Wallarm Inc., a leading developer of AI-based Web Application security solutions, and Vulners.com, the security database of software vulnerabilities in machine-readable format, today announced the release of a free vulnerability assessment tool that utilizes a unique neutral neural network algorithm to automatically predict the severity of a vulnerability, and its potential negative impact, providing a Common Vulnerability score (CVSSv2) for any vulnerability in a matter of seconds. The tool is accessible via a web interface for free public use: https://vulners.com/apiscan-help

wallarm ai tool

The training set for the algorithm comes from many years of Wallarm protecting hundreds of thousands of applications and tracking traffic & attack statistics, and Vulners’ extensive database of known security vulnerabilities. The software to predict the future of vulnerabilities was developed by Wallarm’s research team and is open source. Wallarm and Vulners have created a free public web-based tool which allows any user to easily access the neural network algorithm and run an automated vulnerability analysis. The average accuracy of predictions was measured at 87%.

This tool allows security professionals to drastically reduce zero day vulnerability windows by obtaining automated severity score as soon as vulnerabilities are discovered and descriptions are available. By contrast, NIST’s national vulnerability database takes one to three days to include scored vulnerabilities into their feed. The tool also provides an independent assessment criteria so that the teams can focus their limited resources on the vulnerability that scored high by both human and AI scorers.

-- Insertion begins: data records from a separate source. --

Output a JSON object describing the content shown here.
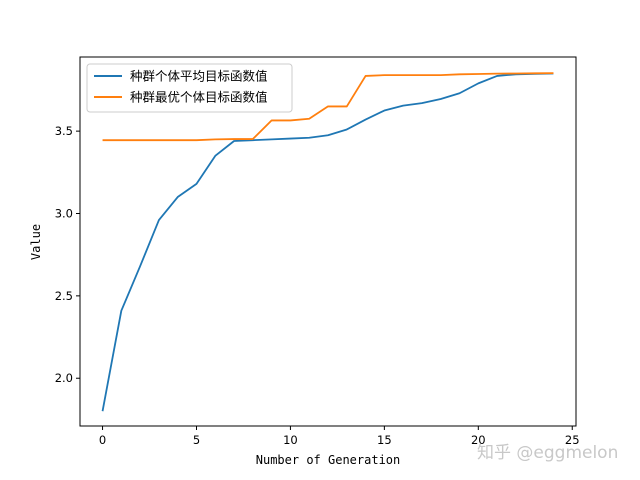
{
  "chart_data": {
    "type": "line",
    "xlabel": "Number of Generation",
    "ylabel": "Value",
    "xlim": [
      -1.2,
      25.2
    ],
    "ylim": [
      1.71,
      3.95
    ],
    "xticks": [
      0,
      5,
      10,
      15,
      20,
      25
    ],
    "yticks": [
      2.0,
      2.5,
      3.0,
      3.5
    ],
    "ytick_labels": [
      "2.0",
      "2.5",
      "3.0",
      "3.5"
    ],
    "grid": false,
    "legend_position": "top-left",
    "x": [
      0,
      1,
      2,
      3,
      4,
      5,
      6,
      7,
      8,
      9,
      10,
      11,
      12,
      13,
      14,
      15,
      16,
      17,
      18,
      19,
      20,
      21,
      22,
      23,
      24
    ],
    "series": [
      {
        "name": "种群个体平均目标函数值",
        "color": "#1f77b4",
        "values": [
          1.8,
          2.41,
          2.68,
          2.96,
          3.1,
          3.18,
          3.35,
          3.44,
          3.445,
          3.45,
          3.455,
          3.46,
          3.475,
          3.51,
          3.57,
          3.625,
          3.655,
          3.67,
          3.695,
          3.73,
          3.79,
          3.835,
          3.845,
          3.848,
          3.85
        ]
      },
      {
        "name": "种群最优个体目标函数值",
        "color": "#ff7f0e",
        "values": [
          3.445,
          3.445,
          3.445,
          3.445,
          3.445,
          3.445,
          3.45,
          3.452,
          3.452,
          3.565,
          3.565,
          3.575,
          3.65,
          3.65,
          3.835,
          3.84,
          3.84,
          3.84,
          3.84,
          3.845,
          3.847,
          3.849,
          3.85,
          3.851,
          3.852
        ]
      }
    ]
  },
  "watermark": {
    "text": "知乎 @eggmelon"
  }
}
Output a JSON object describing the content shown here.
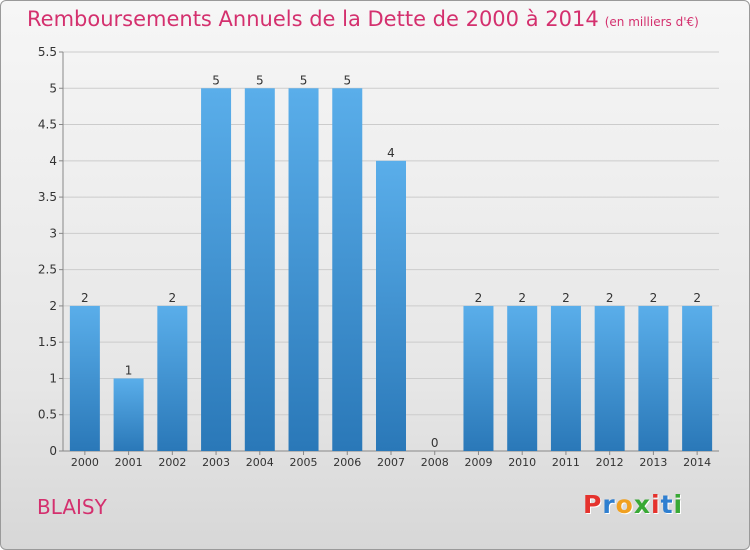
{
  "title": "Remboursements Annuels de la Dette de 2000 à 2014",
  "title_unit": "(en milliers d'€)",
  "commune": "BLAISY",
  "brand": {
    "letters": [
      "P",
      "r",
      "o",
      "x",
      "i",
      "t",
      "i"
    ],
    "colors": [
      "#e5322d",
      "#2f7fd0",
      "#f0a020",
      "#39a935",
      "#e5322d",
      "#2f7fd0",
      "#39a935"
    ]
  },
  "colors": {
    "title": "#d4306e",
    "bar_top": "#5aaeea",
    "bar_bottom": "#2a78b8",
    "grid": "#cccccc",
    "axis_text": "#333333"
  },
  "chart_data": {
    "type": "bar",
    "categories": [
      "2000",
      "2001",
      "2002",
      "2003",
      "2004",
      "2005",
      "2006",
      "2007",
      "2008",
      "2009",
      "2010",
      "2011",
      "2012",
      "2013",
      "2014"
    ],
    "values": [
      2,
      1,
      2,
      5,
      5,
      5,
      5,
      4,
      0,
      2,
      2,
      2,
      2,
      2,
      2
    ],
    "data_labels": [
      "2",
      "1",
      "2",
      "5",
      "5",
      "5",
      "5",
      "4",
      "0",
      "2",
      "2",
      "2",
      "2",
      "2",
      "2"
    ],
    "title": "Remboursements Annuels de la Dette de 2000 à 2014",
    "xlabel": "",
    "ylabel": "",
    "ylim": [
      0,
      5.5
    ],
    "yticks": [
      "0",
      "0.5",
      "1",
      "1.5",
      "2",
      "2.5",
      "3",
      "3.5",
      "4",
      "4.5",
      "5",
      "5.5"
    ],
    "grid": true,
    "legend": "none"
  }
}
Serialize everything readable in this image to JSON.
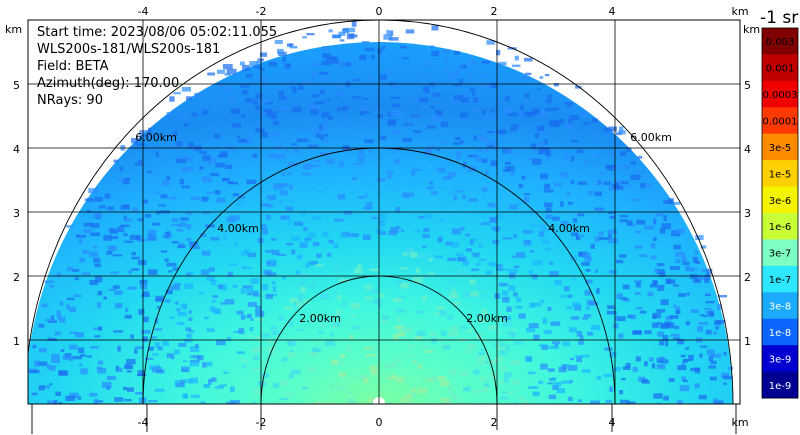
{
  "info": {
    "start_time": "Start time: 2023/08/06 05:02:11.055",
    "instrument": "WLS200s-181/WLS200s-181",
    "field": "Field: BETA",
    "azimuth": "Azimuth(deg): 170.00",
    "nrays": "NRays: 90"
  },
  "axes": {
    "x_unit": "km",
    "y_unit": "km",
    "x_ticks": [
      -4,
      -2,
      0,
      2,
      4
    ],
    "y_ticks": [
      1,
      2,
      3,
      4,
      5
    ],
    "xlim": [
      -6.0,
      6.0
    ],
    "ylim": [
      0,
      6.0
    ],
    "grid": true
  },
  "range_rings": [
    {
      "range_km": 2,
      "label": "2.00km"
    },
    {
      "range_km": 4,
      "label": "4.00km"
    },
    {
      "range_km": 6,
      "label": "6.00km"
    }
  ],
  "colorbar": {
    "title": "-1 sr",
    "labels": [
      "0.003",
      "0.001",
      "0.0003",
      "0.0001",
      "3e-5",
      "1e-5",
      "3e-6",
      "1e-6",
      "3e-7",
      "1e-7",
      "3e-8",
      "1e-8",
      "3e-9",
      "1e-9"
    ],
    "colors": [
      "#800000",
      "#c00000",
      "#f00000",
      "#ff3a00",
      "#ff8c00",
      "#ffd000",
      "#f4f400",
      "#c8ff37",
      "#7dffc3",
      "#2ee8ff",
      "#1caaff",
      "#0a66ff",
      "#0000d0",
      "#000090"
    ]
  }
}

Software vendors and white hat security professionals who run bounty programs or discover new vulnerabilities can use the tool to predict the severity and prioritize fixes before the vulnerability is released to the public.

The Wallarm team has done an amazing job. Together, we have made a huge step on the path to Vulnerability Intelligence as it should be. With only one compute node we have analyzed whole 679,000 vulnerabilities in our database in less than one day. And the results are brilliant — using Vulners DB with neural scoring network, you can get a CVSS score for absolutely any vulnerability. No need to guess “how harmful this exploit is” any more. The final countdown for manual CVSS filling and human vulnerability analysis has started.— said Kir Ermakov, Vulners CEO.

Under the hood of the CVSS risk prediction

Training Set.
Wallarm has exported 121Mb of raw text of the vulnerability bulletins from vulners.com database classified by CVSSv2 clusters from 1.0 to 10.0 (91 classes total). The maximum number of samples in each class to 1000. Finally we received 37796 of unique vulnerability descriptions. The total vocabulary in this data was about 850k unique words.

Training Process Diagram
Training Process Diagram

Neural Networks.
We use a convolution group consisting of three classic convolution layers with different size of kernels which enables recognition of words and collocations.

for i, filter_size in enumerate(filter_sizes):
with tf.name_scope("conv-maxpool-%s" % filter_size):
# Convolution Layer
filter_shape = [filter_size, embedding_size, 1, num_filters]
W = tf.Variable(tf.truncated_normal(filter_shape, stddev=0.1), name="W")
b = tf.Variable(tf.constant(0.1, shape=[num_filters]), name="b")
conv = tf.nn.conv2d(
self.embedded_chars_expanded,
W,
strides=[1, 1, 1, 1],
padding="VALID",
name="conv")
# Apply nonlinearity
self.h = tf.nn.relu(tf.nn.bias_add(conv, b), name="relu")

# Max-pooling over the outputs
P = tf.nn.max_pool(
self.h,
ksize=[1, max_pool_size, 1, 1],
strides=[1, max_pool_size, 1, 1],
padding='VALID',
name="pool")
pooled = tf.reshape(P, [-1, reduced, num_filters])
pooled_outputs.append(P)

To create this classifier we used tensorflow rnn_cell to be able to predict CVSSv2 classes not only by sets of words but also by contextual awareness of the word combinations.

lstm_cell = tf.nn.rnn_cell.GRUCell(num_units=hidden_unit)
lstm_cell = tf.nn.rnn_cell.DropoutWrapper(lstm_cell, output_keep_prob=self.dropout_keep_prob)
Neural Network DiagramNeural Network Diagram

Neural networks can do anything nowadays, from image recognition to predicting epidemics. They have also proven to be an invaluable tool for information security as well. For this project, we have created a convolution recurrent network to predict CVSSv2 score for the vulnerabilities by text description, and the results have exceeded all expectations. Now security researchers have a free, powerful and reliable tool for vulnerability assessment and impact prediction — said Ivan Novikov, CEO and co-founder of Wallarm.